10/10/2024 | Press release | Distributed by Public on 10/10/2024 08:20

AJA Awarded Grant to Digitize B’nai B’rith Film Archive

The Jacob Rader Marcus Center of the American Jewish Archives (AJA) of Hebrew Union College-Jewish Institute of Religion in Cincinnati has received a grant from the Council on Library and Information Resources (CLIR) for the preservation initiative The Global Voice of the Jewish Community - Saving the Films of B'nai B'rith International. The Recordings at Risk grant will fund the digitization of 67 films produced by B'nai B'rith, B'nai B'rith Youth Organization, and Hillel International.

"Due to their fragility, these films have unfortunately been inaccessible to the public, but now this grant will not only make them available for the first time, but it will also ensure that future generations will be able to access them digitally through our online catalog in late 2025," said American Jewish Archives Managing Archivist Joe Weber, M.M., M.L.I.S. The digitization work will be completed by the audio/visual company Scene Savers in nearby Covington, Kentucky, and AJA will then add metadata and make it available to the public.

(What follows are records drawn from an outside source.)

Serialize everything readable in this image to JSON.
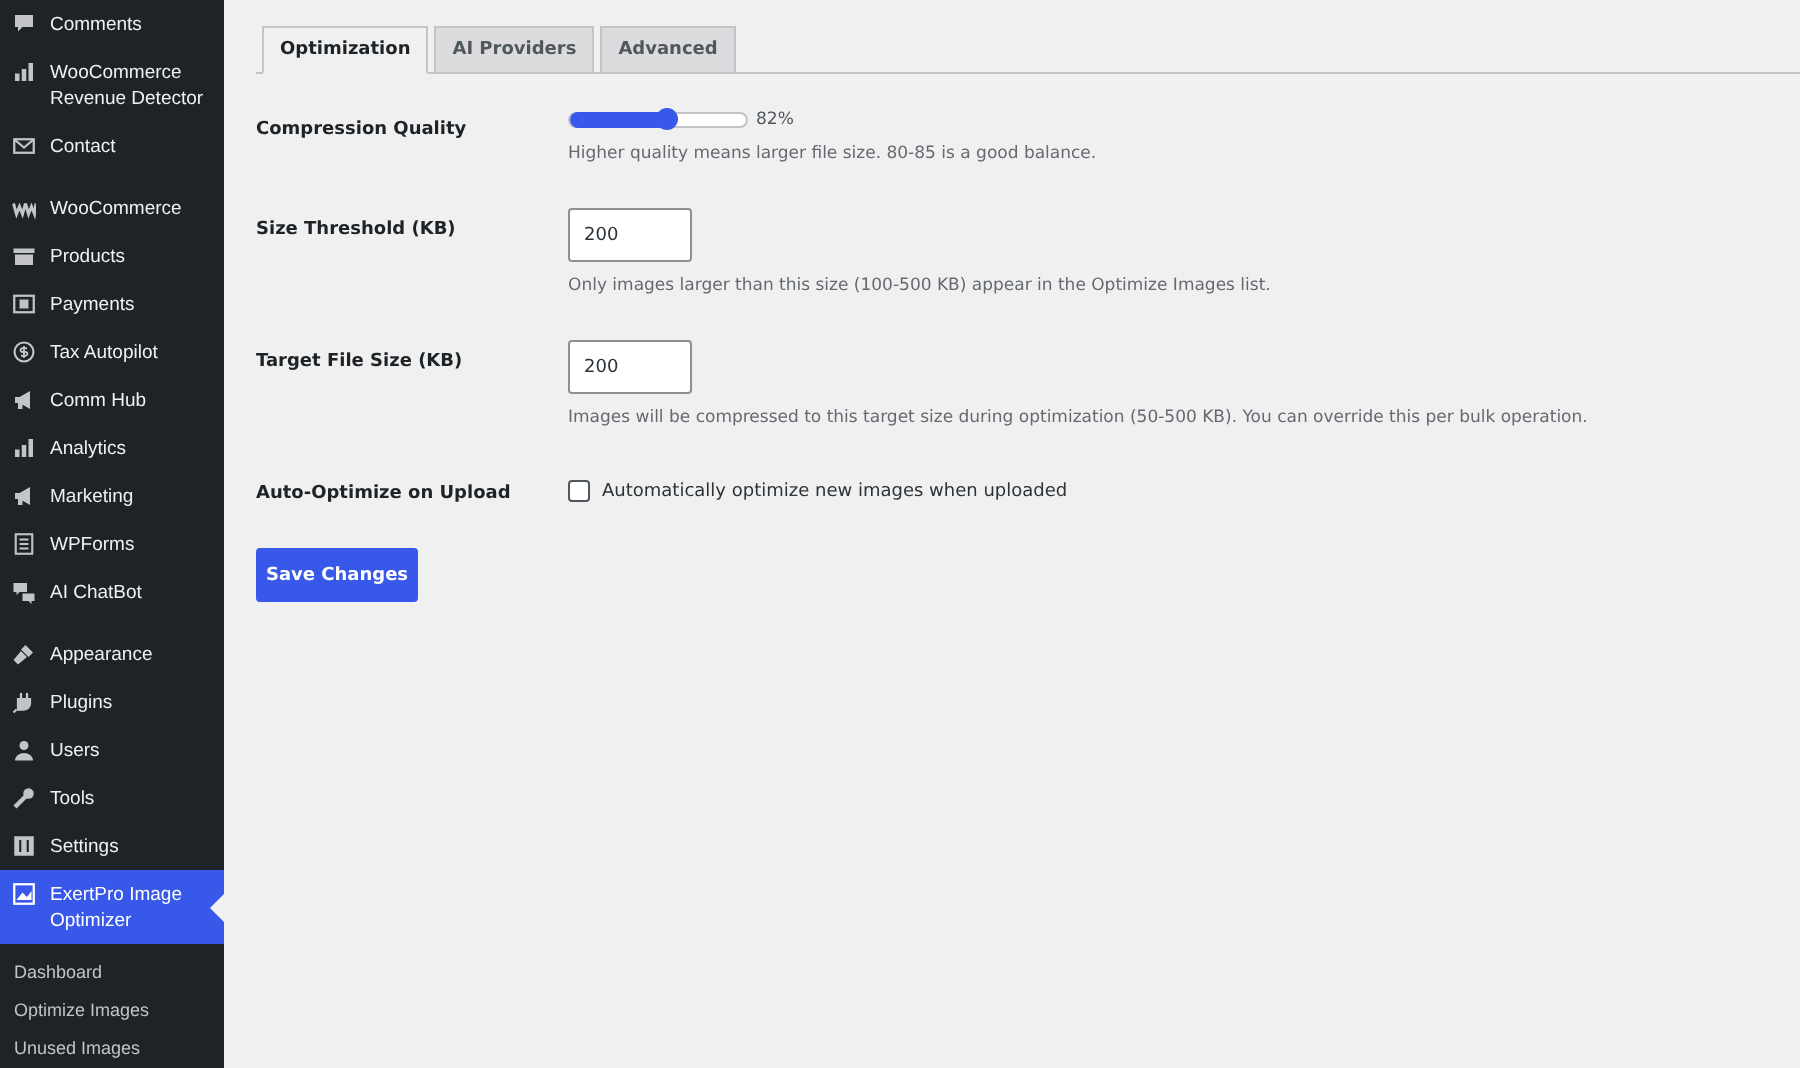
{
  "sidebar": {
    "groups": [
      [
        {
          "label": "Comments",
          "selected": false
        },
        {
          "label": "WooCommerce Revenue Detector",
          "selected": false
        },
        {
          "label": "Contact",
          "selected": false
        }
      ],
      [
        {
          "label": "WooCommerce",
          "selected": false
        },
        {
          "label": "Products",
          "selected": false
        },
        {
          "label": "Payments",
          "selected": false
        },
        {
          "label": "Tax Autopilot",
          "selected": false
        },
        {
          "label": "Comm Hub",
          "selected": false
        },
        {
          "label": "Analytics",
          "selected": false
        },
        {
          "label": "Marketing",
          "selected": false
        },
        {
          "label": "WPForms",
          "selected": false
        },
        {
          "label": "AI ChatBot",
          "selected": false
        }
      ],
      [
        {
          "label": "Appearance",
          "selected": false
        },
        {
          "label": "Plugins",
          "selected": false
        },
        {
          "label": "Users",
          "selected": false
        },
        {
          "label": "Tools",
          "selected": false
        },
        {
          "label": "Settings",
          "selected": false
        },
        {
          "label": "ExertPro Image Optimizer",
          "selected": true
        }
      ]
    ],
    "submenu": [
      {
        "label": "Dashboard"
      },
      {
        "label": "Optimize Images"
      },
      {
        "label": "Unused Images"
      }
    ]
  },
  "tabs": [
    {
      "label": "Optimization",
      "selected": true
    },
    {
      "label": "AI Providers",
      "selected": false
    },
    {
      "label": "Advanced",
      "selected": false
    }
  ],
  "settings": [
    {
      "kind": "slider",
      "label": "Compression Quality",
      "level": 0.55,
      "reading": "82%",
      "description": "Higher quality means larger file size. 80-85 is a good balance."
    },
    {
      "kind": "number",
      "label": "Size Threshold (KB)",
      "value": "200",
      "description": "Only images larger than this size (100-500 KB) appear in the Optimize Images list."
    },
    {
      "kind": "number",
      "label": "Target File Size (KB)",
      "value": "200",
      "description": "Images will be compressed to this target size during optimization (50-500 KB). You can override this per bulk operation."
    },
    {
      "kind": "checkbox",
      "label": "Auto-Optimize on Upload",
      "checked": false,
      "text": "Automatically optimize new images when uploaded"
    }
  ],
  "save_button": "Save Changes"
}
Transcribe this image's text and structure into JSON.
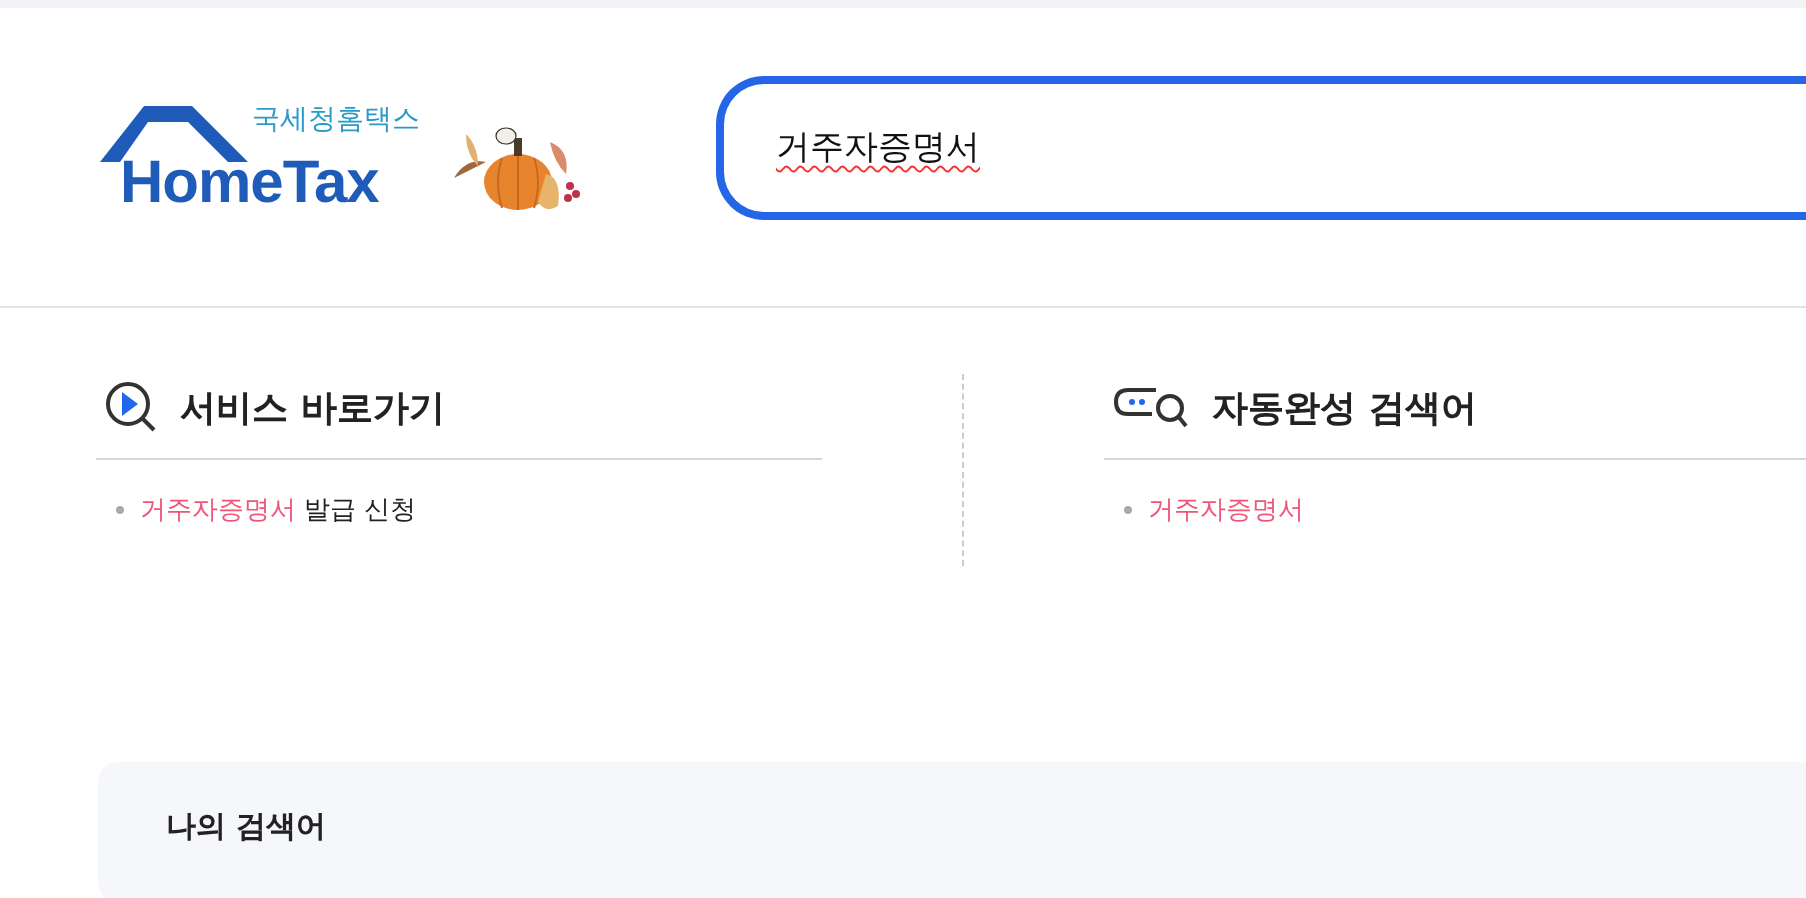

"At 345 linear feet, this collection is not only one of the largest at the AJA, but it is also one of the most frequently accessed by researchers," said Dana Herman, Ph.D., Associate Director of Research and Collections at the Jacob Rader Marcus Center of the American Jewish Archives, describing the archive of B'nai B'rith - which was founded in 1843 and is one of the world's largest Jewish human rights, philanthropic, and community service organizations.

The film sub-series of the collection contains valuable sources of study across the humanities, including advertisements made for B'nai B'rith, youth recruitment films, conferences, videos filmed in Israel, and interviews with prominent figures such as David Ben-Gurion.

"The use of media to advance the causes of major Jewish organizations during the mid-to-late twentieth century is an understudied topic that will yield important findings regarding the rise of ethnic pluralism, interfaith relations, and public culture in the United States," Herman said.

This funding is the latest in a number of grants from CLIR over the years to support AJA projects that have made materials of all kinds more widely available.

Founded in 1947, Hebrew Union College-Jewish Institute of Religion's Jacob Rader Marcus Center of the American Jewish Archives is the largest free-standing repository dedicated solely to the study of the American Jewish experience. It contains more than 15 million pages of documents, audio-visual recordings, microfilm, and photographic images.